Per un Paese normale serve un governo normale
di Carlo Verdelli
Come tanti amori naufragati per la violenta rottura di ritmi di vita consolidati, anche la famiglia politica in capo alla nostra comunità, quella che dovrebbe tirarci fuori da questo tunnel, sta scoppiando e nel modo peggiore. Il coronavirus ringrazia e segna un altro punto a favore nella sua devastante campagna d’Italia: un Paese che ha perso le poche certezze che aveva, che ancora non sa quanti studenti andranno a scuola il 7 gennaio, che ormai va in confusione ad ogni cambio di colore sulla mappa, ieri rossa, domani arancione, poi gialla per due giorni, a seguire un weekend di serrata ma il 18 riaprono le piste da sci, forse.
Con 75 mila morti e più di mezzo milione di ancora positivi (a fine settembre erano 10 volte meno), un governo normale non perderebbe un secondo in chiacchiere e rimanderebbe le piccole grandi manovre di palazzo a momenti meno fatali. Con le più carenti provviste di vaccini e una delle più basse percentuali di vaccinati al mondo, un governo normale farebbe un rapido esame di coscienza e si butterebbe a recuperare il tempo sprecato.
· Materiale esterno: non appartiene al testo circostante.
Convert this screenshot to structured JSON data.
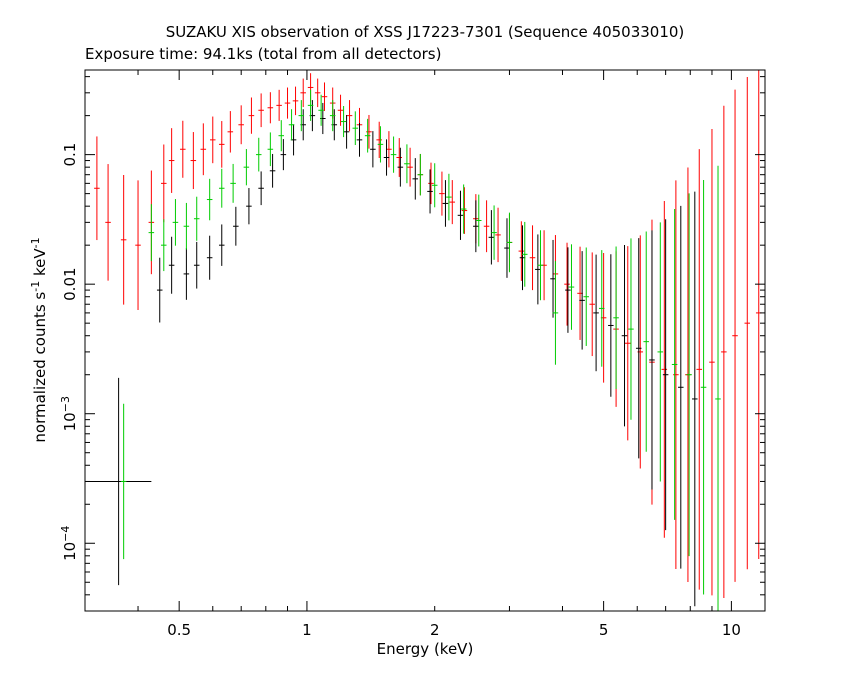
{
  "chart_data": {
    "type": "scatter",
    "title": "SUZAKU XIS observation of XSS J17223-7301 (Sequence 405033010)",
    "subtitle": "Exposure time: 94.1ks (total from all detectors)",
    "xlabel": "Energy (keV)",
    "ylabel_main": "normalized counts s",
    "ylabel_exp1": "-1",
    "ylabel_mid": " keV",
    "ylabel_exp2": "-1",
    "x_scale": "log",
    "y_scale": "log",
    "xlim": [
      0.3,
      12
    ],
    "ylim": [
      3e-05,
      0.45
    ],
    "grid": false,
    "x_ticks": [
      {
        "value": 0.5,
        "label": "0.5"
      },
      {
        "value": 1,
        "label": "1"
      },
      {
        "value": 2,
        "label": "2"
      },
      {
        "value": 5,
        "label": "5"
      },
      {
        "value": 10,
        "label": "10"
      }
    ],
    "y_ticks": [
      {
        "value": 0.1,
        "mant": "0.1",
        "exp": ""
      },
      {
        "value": 0.01,
        "mant": "0.01",
        "exp": ""
      },
      {
        "value": 0.001,
        "mant": "10",
        "exp": "−3"
      },
      {
        "value": 0.0001,
        "mant": "10",
        "exp": "−4"
      }
    ],
    "series": [
      {
        "color": "#ff0000",
        "points": [
          {
            "x": 0.32,
            "y": 0.055,
            "yerr": 0.4
          },
          {
            "x": 0.34,
            "y": 0.03,
            "yerr": 0.45
          },
          {
            "x": 0.37,
            "y": 0.022,
            "yerr": 0.5
          },
          {
            "x": 0.4,
            "y": 0.02,
            "yerr": 0.5
          },
          {
            "x": 0.43,
            "y": 0.03,
            "yerr": 0.4
          },
          {
            "x": 0.46,
            "y": 0.06,
            "yerr": 0.3
          },
          {
            "x": 0.48,
            "y": 0.09,
            "yerr": 0.25
          },
          {
            "x": 0.51,
            "y": 0.11,
            "yerr": 0.22
          },
          {
            "x": 0.54,
            "y": 0.09,
            "yerr": 0.22
          },
          {
            "x": 0.57,
            "y": 0.11,
            "yerr": 0.2
          },
          {
            "x": 0.6,
            "y": 0.13,
            "yerr": 0.18
          },
          {
            "x": 0.63,
            "y": 0.12,
            "yerr": 0.18
          },
          {
            "x": 0.66,
            "y": 0.15,
            "yerr": 0.16
          },
          {
            "x": 0.7,
            "y": 0.17,
            "yerr": 0.15
          },
          {
            "x": 0.74,
            "y": 0.2,
            "yerr": 0.14
          },
          {
            "x": 0.78,
            "y": 0.22,
            "yerr": 0.13
          },
          {
            "x": 0.82,
            "y": 0.23,
            "yerr": 0.12
          },
          {
            "x": 0.86,
            "y": 0.24,
            "yerr": 0.12
          },
          {
            "x": 0.9,
            "y": 0.25,
            "yerr": 0.12
          },
          {
            "x": 0.94,
            "y": 0.26,
            "yerr": 0.11
          },
          {
            "x": 0.98,
            "y": 0.3,
            "yerr": 0.11
          },
          {
            "x": 1.02,
            "y": 0.33,
            "yerr": 0.11
          },
          {
            "x": 1.06,
            "y": 0.3,
            "yerr": 0.11
          },
          {
            "x": 1.1,
            "y": 0.28,
            "yerr": 0.11
          },
          {
            "x": 1.15,
            "y": 0.25,
            "yerr": 0.12
          },
          {
            "x": 1.2,
            "y": 0.22,
            "yerr": 0.12
          },
          {
            "x": 1.26,
            "y": 0.2,
            "yerr": 0.12
          },
          {
            "x": 1.33,
            "y": 0.17,
            "yerr": 0.13
          },
          {
            "x": 1.4,
            "y": 0.15,
            "yerr": 0.13
          },
          {
            "x": 1.48,
            "y": 0.13,
            "yerr": 0.14
          },
          {
            "x": 1.56,
            "y": 0.11,
            "yerr": 0.14
          },
          {
            "x": 1.65,
            "y": 0.095,
            "yerr": 0.15
          },
          {
            "x": 1.75,
            "y": 0.08,
            "yerr": 0.15
          },
          {
            "x": 1.85,
            "y": 0.07,
            "yerr": 0.16
          },
          {
            "x": 1.96,
            "y": 0.06,
            "yerr": 0.16
          },
          {
            "x": 2.08,
            "y": 0.05,
            "yerr": 0.17
          },
          {
            "x": 2.2,
            "y": 0.043,
            "yerr": 0.17
          },
          {
            "x": 2.35,
            "y": 0.037,
            "yerr": 0.18
          },
          {
            "x": 2.5,
            "y": 0.032,
            "yerr": 0.19
          },
          {
            "x": 2.65,
            "y": 0.028,
            "yerr": 0.2
          },
          {
            "x": 2.82,
            "y": 0.024,
            "yerr": 0.21
          },
          {
            "x": 3.0,
            "y": 0.021,
            "yerr": 0.22
          },
          {
            "x": 3.2,
            "y": 0.018,
            "yerr": 0.23
          },
          {
            "x": 3.4,
            "y": 0.016,
            "yerr": 0.25
          },
          {
            "x": 3.62,
            "y": 0.014,
            "yerr": 0.27
          },
          {
            "x": 3.85,
            "y": 0.012,
            "yerr": 0.3
          },
          {
            "x": 4.1,
            "y": 0.01,
            "yerr": 0.32
          },
          {
            "x": 4.4,
            "y": 0.0085,
            "yerr": 0.36
          },
          {
            "x": 4.7,
            "y": 0.007,
            "yerr": 0.4
          },
          {
            "x": 5.0,
            "y": 0.0055,
            "yerr": 0.5
          },
          {
            "x": 5.35,
            "y": 0.0045,
            "yerr": 0.6
          },
          {
            "x": 5.7,
            "y": 0.0035,
            "yerr": 0.75
          },
          {
            "x": 6.1,
            "y": 0.003,
            "yerr": 0.9
          },
          {
            "x": 6.5,
            "y": 0.0025,
            "yerr": 1.1
          },
          {
            "x": 6.95,
            "y": 0.0022,
            "yerr": 1.3
          },
          {
            "x": 7.4,
            "y": 0.002,
            "yerr": 1.5
          },
          {
            "x": 7.9,
            "y": 0.002,
            "yerr": 1.6
          },
          {
            "x": 8.4,
            "y": 0.0022,
            "yerr": 1.7
          },
          {
            "x": 9.0,
            "y": 0.0025,
            "yerr": 1.8
          },
          {
            "x": 9.6,
            "y": 0.003,
            "yerr": 1.9
          },
          {
            "x": 10.2,
            "y": 0.004,
            "yerr": 1.9
          },
          {
            "x": 10.9,
            "y": 0.005,
            "yerr": 1.9
          },
          {
            "x": 11.6,
            "y": 0.006,
            "yerr": 1.9
          }
        ]
      },
      {
        "color": "#000000",
        "points": [
          {
            "x": 0.36,
            "y": 0.0003,
            "yerr": 0.8,
            "xlo": 0.3,
            "xhi": 0.43
          },
          {
            "x": 0.45,
            "y": 0.009,
            "yerr": 0.25
          },
          {
            "x": 0.48,
            "y": 0.014,
            "yerr": 0.22
          },
          {
            "x": 0.52,
            "y": 0.012,
            "yerr": 0.2
          },
          {
            "x": 0.55,
            "y": 0.014,
            "yerr": 0.18
          },
          {
            "x": 0.59,
            "y": 0.016,
            "yerr": 0.17
          },
          {
            "x": 0.63,
            "y": 0.02,
            "yerr": 0.16
          },
          {
            "x": 0.68,
            "y": 0.028,
            "yerr": 0.15
          },
          {
            "x": 0.73,
            "y": 0.04,
            "yerr": 0.14
          },
          {
            "x": 0.78,
            "y": 0.055,
            "yerr": 0.13
          },
          {
            "x": 0.83,
            "y": 0.075,
            "yerr": 0.13
          },
          {
            "x": 0.88,
            "y": 0.1,
            "yerr": 0.12
          },
          {
            "x": 0.93,
            "y": 0.13,
            "yerr": 0.12
          },
          {
            "x": 0.98,
            "y": 0.17,
            "yerr": 0.12
          },
          {
            "x": 1.03,
            "y": 0.2,
            "yerr": 0.12
          },
          {
            "x": 1.09,
            "y": 0.19,
            "yerr": 0.12
          },
          {
            "x": 1.16,
            "y": 0.17,
            "yerr": 0.12
          },
          {
            "x": 1.24,
            "y": 0.15,
            "yerr": 0.13
          },
          {
            "x": 1.33,
            "y": 0.13,
            "yerr": 0.13
          },
          {
            "x": 1.43,
            "y": 0.11,
            "yerr": 0.14
          },
          {
            "x": 1.54,
            "y": 0.095,
            "yerr": 0.14
          },
          {
            "x": 1.66,
            "y": 0.08,
            "yerr": 0.15
          },
          {
            "x": 1.8,
            "y": 0.065,
            "yerr": 0.16
          },
          {
            "x": 1.95,
            "y": 0.052,
            "yerr": 0.17
          },
          {
            "x": 2.12,
            "y": 0.042,
            "yerr": 0.18
          },
          {
            "x": 2.3,
            "y": 0.034,
            "yerr": 0.19
          },
          {
            "x": 2.5,
            "y": 0.028,
            "yerr": 0.2
          },
          {
            "x": 2.72,
            "y": 0.023,
            "yerr": 0.21
          },
          {
            "x": 2.96,
            "y": 0.019,
            "yerr": 0.23
          },
          {
            "x": 3.22,
            "y": 0.016,
            "yerr": 0.25
          },
          {
            "x": 3.5,
            "y": 0.013,
            "yerr": 0.27
          },
          {
            "x": 3.8,
            "y": 0.011,
            "yerr": 0.3
          },
          {
            "x": 4.12,
            "y": 0.009,
            "yerr": 0.33
          },
          {
            "x": 4.45,
            "y": 0.0075,
            "yerr": 0.38
          },
          {
            "x": 4.8,
            "y": 0.006,
            "yerr": 0.45
          },
          {
            "x": 5.2,
            "y": 0.0048,
            "yerr": 0.55
          },
          {
            "x": 5.6,
            "y": 0.004,
            "yerr": 0.7
          },
          {
            "x": 6.05,
            "y": 0.0032,
            "yerr": 0.85
          },
          {
            "x": 6.5,
            "y": 0.0026,
            "yerr": 1.0
          },
          {
            "x": 7.0,
            "y": 0.002,
            "yerr": 1.2
          },
          {
            "x": 7.6,
            "y": 0.0016,
            "yerr": 1.4
          },
          {
            "x": 8.2,
            "y": 0.0013,
            "yerr": 1.6
          }
        ]
      },
      {
        "color": "#00cc00",
        "points": [
          {
            "x": 0.37,
            "y": 0.0003,
            "yerr": 0.6
          },
          {
            "x": 0.43,
            "y": 0.025,
            "yerr": 0.22
          },
          {
            "x": 0.46,
            "y": 0.02,
            "yerr": 0.2
          },
          {
            "x": 0.49,
            "y": 0.03,
            "yerr": 0.18
          },
          {
            "x": 0.52,
            "y": 0.028,
            "yerr": 0.18
          },
          {
            "x": 0.55,
            "y": 0.032,
            "yerr": 0.17
          },
          {
            "x": 0.59,
            "y": 0.045,
            "yerr": 0.16
          },
          {
            "x": 0.63,
            "y": 0.055,
            "yerr": 0.15
          },
          {
            "x": 0.67,
            "y": 0.06,
            "yerr": 0.15
          },
          {
            "x": 0.72,
            "y": 0.08,
            "yerr": 0.14
          },
          {
            "x": 0.77,
            "y": 0.1,
            "yerr": 0.13
          },
          {
            "x": 0.82,
            "y": 0.11,
            "yerr": 0.13
          },
          {
            "x": 0.87,
            "y": 0.14,
            "yerr": 0.12
          },
          {
            "x": 0.92,
            "y": 0.17,
            "yerr": 0.12
          },
          {
            "x": 0.97,
            "y": 0.2,
            "yerr": 0.12
          },
          {
            "x": 1.02,
            "y": 0.24,
            "yerr": 0.12
          },
          {
            "x": 1.08,
            "y": 0.22,
            "yerr": 0.12
          },
          {
            "x": 1.15,
            "y": 0.2,
            "yerr": 0.12
          },
          {
            "x": 1.22,
            "y": 0.18,
            "yerr": 0.12
          },
          {
            "x": 1.3,
            "y": 0.16,
            "yerr": 0.13
          },
          {
            "x": 1.39,
            "y": 0.14,
            "yerr": 0.13
          },
          {
            "x": 1.49,
            "y": 0.12,
            "yerr": 0.14
          },
          {
            "x": 1.6,
            "y": 0.1,
            "yerr": 0.14
          },
          {
            "x": 1.72,
            "y": 0.085,
            "yerr": 0.15
          },
          {
            "x": 1.85,
            "y": 0.07,
            "yerr": 0.16
          },
          {
            "x": 2.0,
            "y": 0.058,
            "yerr": 0.17
          },
          {
            "x": 2.16,
            "y": 0.047,
            "yerr": 0.18
          },
          {
            "x": 2.34,
            "y": 0.038,
            "yerr": 0.19
          },
          {
            "x": 2.54,
            "y": 0.031,
            "yerr": 0.2
          },
          {
            "x": 2.76,
            "y": 0.025,
            "yerr": 0.21
          },
          {
            "x": 3.0,
            "y": 0.021,
            "yerr": 0.23
          },
          {
            "x": 3.26,
            "y": 0.017,
            "yerr": 0.25
          },
          {
            "x": 3.55,
            "y": 0.014,
            "yerr": 0.27
          },
          {
            "x": 3.85,
            "y": 0.006,
            "yerr": 0.4
          },
          {
            "x": 4.2,
            "y": 0.0095,
            "yerr": 0.33
          },
          {
            "x": 4.55,
            "y": 0.008,
            "yerr": 0.38
          },
          {
            "x": 4.95,
            "y": 0.0065,
            "yerr": 0.45
          },
          {
            "x": 5.35,
            "y": 0.0055,
            "yerr": 0.55
          },
          {
            "x": 5.8,
            "y": 0.0045,
            "yerr": 0.7
          },
          {
            "x": 6.3,
            "y": 0.0036,
            "yerr": 0.85
          },
          {
            "x": 6.8,
            "y": 0.003,
            "yerr": 1.0
          },
          {
            "x": 7.35,
            "y": 0.0024,
            "yerr": 1.2
          },
          {
            "x": 7.95,
            "y": 0.002,
            "yerr": 1.4
          },
          {
            "x": 8.6,
            "y": 0.0016,
            "yerr": 1.6
          },
          {
            "x": 9.3,
            "y": 0.0013,
            "yerr": 1.8
          }
        ]
      }
    ]
  }
}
E invece l’onnipresente commissario a tutto, l’ineffabile Arcuri, candidamente comunica che no, non è ancora stato deciso quanti e dove saranno i centri per l’iniezione anti Covid. L’Europa aveva chiesto un piano in materia per ottobre 2020, ma per noi non è mai troppo tardi, anche se in realtà è già tardissimo. Ancora, con un programma per ottenere i soldi del Recovery fund da presentare entro febbraio, pena perdere anche i 27 miliardi di inizio lavori, un governo normale sceglierebbe (avrebbe già scelto) i cardini su cui farlo poggiare senza estenuanti mediazioni.
Il problema numero uno è che non abbiamo un governo normale, non lo è mai stato dalla sua genesi, ha trovato un senso nella gestione della prima emergenza, l’ha perso durante l’estate dell’irresponsabilità e da allora non l’ha più recuperato. Il problema numero due è che una crisi politica in questo tempo e in queste condizioni ci renderebbe improbabili agli occhi dell’Europa, alimentando in sovrapprezzo quella disunità d’Italia di cui l’unico che sembra seriamente preoccuparsi è il presidente Mattarella.
È il momento dei costruttori, ha detto nel discorso di fine anno, e tutti i demolitori si sono complimentati con lui. Un’altra cosa ha aggiunto, il capo dello Stato, a beneficio di chi immagina incastri di potere che comprendano il Quirinale: non contate su di me, questo è il mio ultimo anno. Il che si porta dietro il terzo problema che abbiamo: il tempo per una soluzione che contempli eventuali elezioni, complicate dal virus che non recede, sarebbe da qui ad agosto, inizio del semestre bianco. Altrimenti, bocce ferme fino al 2022. Che ne sarà di noi da qui ad allora? Che ne sarà di un Paese con un debito pubblico al 160 per cento, una disoccupazione crescente sia nell’impiego in chiaro sia in quello tra il grigio e il nero, una povertà galoppante e una pandemia che non promette di arrendersi nel breve?